Maybe Jadey can post a pic of herself working at a Mac. It could be very popular, maybe even enough to make her the second most downloaded girl at macosx.com (after Cyan of course  ).


----------



## chemistry_geek (Mar 9, 2002)

A picture of ANY girl (fully clothed) working at a Mac/PC = GEEK/NERD porpnography.

Who in the hell cares if a girl works with a Mac or PC?  Is this going to improve your life some how?  Is the world really going to be better off with this information?

C'mon people, let's get a life, outside where the sun shines!

Why don't we put together a "MacOSX.com" girls calendar or something with all proceeds going to support MacOSX.com since nobody donates anything to the Admin?  There's no better way to make the Mac more SEXY!!!


----------



## CloudNine (Mar 9, 2002)

> _Originally posted by Hervé Hinnekens _
> *I know a female who wants my Toshiba.*



HahahahahaHAHAHAHAHahahhhhh...

*wipes brow*

Omigod, that was f'n brilliant.


----------



## tagliatelle (Mar 9, 2002)

Look @ my avatar a Mac!


----------



## chemistry_geek (Mar 9, 2002)

Please see this post:

http://www.macosx.com/forums/showthread.php?threadid=14258


----------



## RacerX (Mar 9, 2002)

> _Originally posted by chemistry_geek _
> *Why don't we put together a "MacOSX.com" girls calendar or something with all proceeds going to support MacOSX.com since nobody donates anything to the Admin?  There's no better way to make the Mac more SEXY!!! *



lol! I only know of two girls on the site, so that would make for a short calendar (and wouldn't help Admin that much).

Beside, if I wanted to see a cute girl working on a Mac (even fully clothed), I need only look at my wife sitting here next to me playing her Monopoly game (she is smiling so I think she is winning).


----------



## CloudNine (Mar 9, 2002)

Dude, Herve, but what's the blue thing on the Mac?  The thing that looks like a musical note or something.  Is it wearing an orange beret to?  What's goin on there...

Heh, girls of MacOSX.com calendar, I get the feeling it'd be April in my house all year 'round.


----------



## tagliatelle (Mar 9, 2002)

Selfmade!


----------



## edX (Mar 9, 2002)

wow, Admiral and RacerX, you guys need to pay more attention. there are several more girls than you are counting - here is list just off the top of my head

Jadey - if the mind is really the sexiest part of us, then Jadey is hands down the sexiest woman at macosx.com. - should be the covergirl of the calender

jbartlett - official mac chick

mindy

snogurl (sp?)

ddma

gigi

and these are just the ones who have identified themselves as females or else have feminine names. 

so if we get them together in assorted pairs for some girl with girl troubleshooting, 12 mos. should be no problem.


----------



## RacerX (Mar 9, 2002)

Now I feel bad. I could only remember Jadey and jbartlett, I forgot about Mindy.  

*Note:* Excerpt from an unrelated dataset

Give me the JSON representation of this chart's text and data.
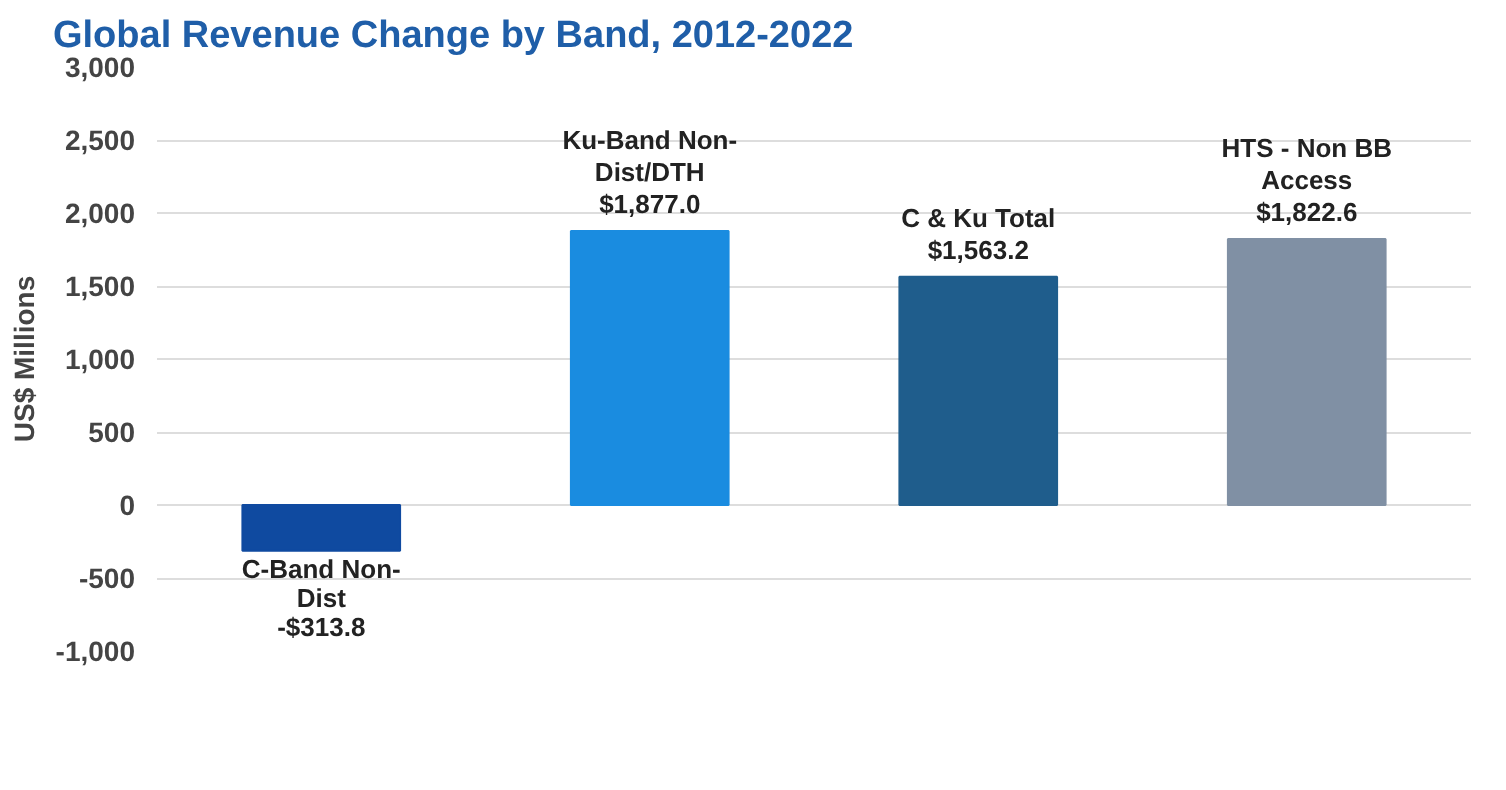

As for the rest, I don't think I have been in a thread with them before (that I can remember).


----------



## bighairydog (Mar 9, 2002)

> _Originally posted by RacerX _
> *Beside, if I wanted to see a cute girl working on a Mac (even fully clothed), I need only look at my wife sitting here next to me playing her Monopoly game (she is smiling so I think she is winning). *


 she wasn't covertly looking over your shoulder when you wrote that was she? ;o)

That's what was behind 90% of any written compliments to my girlfriend - pretending I didn't know she has eagle eyes and can read an email screen from the other side of the room.

Bernie     )


----------



## RacerX (Mar 9, 2002)

> _Originally posted by bighairydog _
> * she wasn't covertly looking over your shoulder when you wrote that was she? ;o)*



I wish, she thinks this place is really boring. I have to bribe her just to get her to read some of the funnier threads. 

Actually, even though she know about Jadey and jbartlett, she still thinks of this place as _boys club_.


----------



## AdmiralAK (Mar 9, 2002)

I was only counting J, Jadey and mindy 
the other 2-3 I havent had contact with 



Admiral


----------